The given straight line must exceed AB and it must not exceed a certain straight line which we will now determine. Suppose the circumference of the given segment bisected at E: join AE, and produce it to meet the circumference of the described segment at F. Then AE is equal to EB (III. 28), and EB is equal to EF for the same reason that CB is equal to CD. Thus EA, EB, EF are all equal; and therefore E is the centre of the circle of which ADB is a segment (III. 9). Hence AF is the longest straight line which can be drawn from A to the circumference of the described segment; so that the given straight line must not exceed twice AE,

42.To describe an isosceles triangle having each of the angles at the base double of the third angle.

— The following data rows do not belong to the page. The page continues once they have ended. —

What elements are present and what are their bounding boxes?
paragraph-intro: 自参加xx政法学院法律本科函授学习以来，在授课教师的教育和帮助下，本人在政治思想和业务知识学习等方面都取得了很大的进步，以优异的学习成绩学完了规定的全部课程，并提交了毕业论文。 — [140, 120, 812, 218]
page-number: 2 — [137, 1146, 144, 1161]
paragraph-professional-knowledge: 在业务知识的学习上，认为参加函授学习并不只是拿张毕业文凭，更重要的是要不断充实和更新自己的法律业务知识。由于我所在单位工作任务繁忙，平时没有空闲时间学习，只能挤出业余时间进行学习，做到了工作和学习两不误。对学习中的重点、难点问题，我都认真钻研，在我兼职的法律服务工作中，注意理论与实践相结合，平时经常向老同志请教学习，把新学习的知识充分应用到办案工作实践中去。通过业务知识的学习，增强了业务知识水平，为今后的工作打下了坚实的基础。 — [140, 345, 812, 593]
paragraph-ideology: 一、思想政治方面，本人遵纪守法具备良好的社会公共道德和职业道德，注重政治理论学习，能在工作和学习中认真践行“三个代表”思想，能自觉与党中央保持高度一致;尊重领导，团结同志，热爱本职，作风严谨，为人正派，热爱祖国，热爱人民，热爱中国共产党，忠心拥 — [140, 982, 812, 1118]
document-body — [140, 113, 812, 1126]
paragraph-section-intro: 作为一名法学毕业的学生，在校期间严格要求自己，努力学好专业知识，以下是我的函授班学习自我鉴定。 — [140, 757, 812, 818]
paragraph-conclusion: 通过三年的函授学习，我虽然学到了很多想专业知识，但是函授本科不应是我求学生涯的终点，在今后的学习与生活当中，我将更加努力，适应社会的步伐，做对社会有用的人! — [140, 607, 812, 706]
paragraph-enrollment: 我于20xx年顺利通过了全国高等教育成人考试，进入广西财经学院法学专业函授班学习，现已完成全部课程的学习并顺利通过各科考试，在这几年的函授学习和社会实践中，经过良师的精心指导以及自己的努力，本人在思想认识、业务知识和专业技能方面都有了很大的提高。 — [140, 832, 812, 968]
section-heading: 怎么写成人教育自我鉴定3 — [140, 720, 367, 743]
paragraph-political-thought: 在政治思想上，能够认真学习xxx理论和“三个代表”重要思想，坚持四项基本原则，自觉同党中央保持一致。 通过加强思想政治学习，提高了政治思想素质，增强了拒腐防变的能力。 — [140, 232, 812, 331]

This problem is solved in IV. 10; we may suppose the solution to have been discovered by such an analysis as the following.

Suppose the triangle ABD such a triangle as is required, so that each of the angles at B and D is double of the angle at A.

Bisect the angle at D by the straight line DC. Then the angle ADC is equal to the angle at A; therefore CA is equal to CD. The angle CBD is equal to the angle ADB, by hypothesis; the angle CDB is equal to the angle at A; therefore the third angle BCD is equal to the third angle ABD (I. 32). Therefore BD is equal to CD (I. 6); and therefore BD is equal to AC.

Since the angle BDC is equal to the angle at A, the straight line BD will touch at D the circle described round the triangle ACD {Note on III. 32). Therefore the rectangle AB, BC is equal to the square on BD (III. 36). Therefore the rectangle AB,BC is equal to the square on a AC

Therefore AB is divided at C in the manner required in II. 11.

Hence the synthetical solution of the problem is evident.